Die Populationsentwicklung der Dorngrasmücke zeigte einen starken Bestandseinbruch gegen Ende der sechziger Jahre (BERTHOLD 1973, 1974), der sich auf ganz Europa erstreckte

(WINSTANELY et al. 1974 (aus BODDY 1993). Danach konnte sich die Population zwar wieder stabilisieren, allerdings auf niedrigerem Niveau (MARCHANT et al. 1990, BAUER & BERTHOLD

2000). Die Dominanz der Dorngrasmücke in Hecken spiegelt die Bestandsentwicklung über die letzten 100 Jahre wider: Um 1900 bis in die 60er Jahre hinein ist die Art der häufigste Heckenvogel Norddeutschlands und die Dominanz liegt zwischen 11,2 (um 1900) bis 17,3 (1966) Prozent (DIETRICH 1903, HAHN 1966, KIRCHHOFF & IHSSEN 1972, PUCHSTEIN 1980).

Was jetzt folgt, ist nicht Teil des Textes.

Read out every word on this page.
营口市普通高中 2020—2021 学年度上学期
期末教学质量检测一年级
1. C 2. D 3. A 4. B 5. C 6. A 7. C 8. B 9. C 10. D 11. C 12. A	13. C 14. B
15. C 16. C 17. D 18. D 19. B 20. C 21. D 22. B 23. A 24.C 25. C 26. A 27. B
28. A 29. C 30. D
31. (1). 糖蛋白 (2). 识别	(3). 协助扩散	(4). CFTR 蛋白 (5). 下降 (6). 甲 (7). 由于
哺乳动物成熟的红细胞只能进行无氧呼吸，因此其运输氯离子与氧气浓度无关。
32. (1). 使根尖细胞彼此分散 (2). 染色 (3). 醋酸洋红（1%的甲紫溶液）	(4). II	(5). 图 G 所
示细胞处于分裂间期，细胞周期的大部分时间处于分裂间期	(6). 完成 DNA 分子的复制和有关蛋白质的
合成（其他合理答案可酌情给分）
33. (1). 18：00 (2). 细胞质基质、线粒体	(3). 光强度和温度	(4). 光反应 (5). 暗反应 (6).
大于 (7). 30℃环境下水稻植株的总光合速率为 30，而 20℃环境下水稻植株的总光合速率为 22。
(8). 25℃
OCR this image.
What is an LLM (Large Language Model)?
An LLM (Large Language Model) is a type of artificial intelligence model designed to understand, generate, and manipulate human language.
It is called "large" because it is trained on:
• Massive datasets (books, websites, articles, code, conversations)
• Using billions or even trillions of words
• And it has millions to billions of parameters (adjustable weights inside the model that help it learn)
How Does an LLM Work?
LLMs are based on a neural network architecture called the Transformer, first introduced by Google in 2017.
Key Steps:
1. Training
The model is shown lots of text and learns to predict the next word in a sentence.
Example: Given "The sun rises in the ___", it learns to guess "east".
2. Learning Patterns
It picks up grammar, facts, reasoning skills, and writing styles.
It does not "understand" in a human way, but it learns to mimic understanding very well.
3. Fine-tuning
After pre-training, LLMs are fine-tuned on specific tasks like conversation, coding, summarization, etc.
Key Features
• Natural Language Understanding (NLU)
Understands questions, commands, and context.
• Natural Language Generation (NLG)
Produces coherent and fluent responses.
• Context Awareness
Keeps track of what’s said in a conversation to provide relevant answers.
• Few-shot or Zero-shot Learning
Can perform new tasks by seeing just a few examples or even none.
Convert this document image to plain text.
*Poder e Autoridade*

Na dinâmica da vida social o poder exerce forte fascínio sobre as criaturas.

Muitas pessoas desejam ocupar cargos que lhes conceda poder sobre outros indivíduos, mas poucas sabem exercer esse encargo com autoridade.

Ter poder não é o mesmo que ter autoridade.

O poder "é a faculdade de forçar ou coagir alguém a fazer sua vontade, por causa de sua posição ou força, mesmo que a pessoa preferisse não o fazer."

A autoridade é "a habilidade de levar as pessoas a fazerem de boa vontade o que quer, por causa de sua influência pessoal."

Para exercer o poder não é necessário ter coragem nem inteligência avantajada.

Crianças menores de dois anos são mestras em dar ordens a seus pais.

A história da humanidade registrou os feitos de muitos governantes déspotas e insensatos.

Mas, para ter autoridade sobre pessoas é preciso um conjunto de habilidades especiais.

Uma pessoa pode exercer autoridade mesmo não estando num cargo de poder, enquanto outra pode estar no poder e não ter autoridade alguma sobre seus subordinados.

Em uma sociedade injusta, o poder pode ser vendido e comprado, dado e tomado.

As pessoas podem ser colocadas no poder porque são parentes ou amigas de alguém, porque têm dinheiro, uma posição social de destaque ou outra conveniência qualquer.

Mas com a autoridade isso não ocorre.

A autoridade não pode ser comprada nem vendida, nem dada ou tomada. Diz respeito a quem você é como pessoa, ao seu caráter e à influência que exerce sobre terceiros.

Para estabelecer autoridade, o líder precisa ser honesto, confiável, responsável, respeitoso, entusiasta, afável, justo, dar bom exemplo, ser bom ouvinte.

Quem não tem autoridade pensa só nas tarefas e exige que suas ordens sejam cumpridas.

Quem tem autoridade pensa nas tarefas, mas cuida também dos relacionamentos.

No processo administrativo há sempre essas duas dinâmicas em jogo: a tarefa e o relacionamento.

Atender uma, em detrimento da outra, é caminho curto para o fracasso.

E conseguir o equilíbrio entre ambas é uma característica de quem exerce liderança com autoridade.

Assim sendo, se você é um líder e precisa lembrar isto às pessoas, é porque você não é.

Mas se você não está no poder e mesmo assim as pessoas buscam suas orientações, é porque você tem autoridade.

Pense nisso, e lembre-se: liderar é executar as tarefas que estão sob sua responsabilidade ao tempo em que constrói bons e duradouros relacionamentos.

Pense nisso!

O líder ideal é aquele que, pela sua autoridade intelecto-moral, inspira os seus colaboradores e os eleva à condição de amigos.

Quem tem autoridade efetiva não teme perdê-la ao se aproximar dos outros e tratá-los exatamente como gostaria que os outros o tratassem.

1974 weisen die Daten von PUCHSTEIN (1980) dann einen Einbruch der Dorngrasmücken-Bestände aus: Die Dominanz liegt nur noch bei 8,2 %. In den Untersuchungsgebieten um Göttingen ist die Art über die Untersuchungsjahre konstant mit 7,7 % vertreten. Mit Goldam-mer, Heckenbraunelle und Amsel sind in den Hecken drei Arten häufiger (Tab. 24). Für den Landkreis Göttingen stellt DÖRRIE (2000) fest, dass die Dorngrasmücke “in geeigneten Habitaten wieder ein durchaus häufiger Vogel ist”. Der Vergleich mit den historischen Daten zeigt aber, dass auch diese heute wieder relativ häufige Art bis vor 35 Jahren noch erheblich höhere Dichten gehabt haben könnte: HEITKAMP (1981) fand in seinen Untersuchungen an einer Saumbiozönose bei Göttingen zwischen 1963-1967, dass die Dorngrasmücke in der offenen Gebüschlandschaft „dominant als zweithäufigste Art hinter der Goldammer“ mit 11,1-17,8 BP/10ha auftrat.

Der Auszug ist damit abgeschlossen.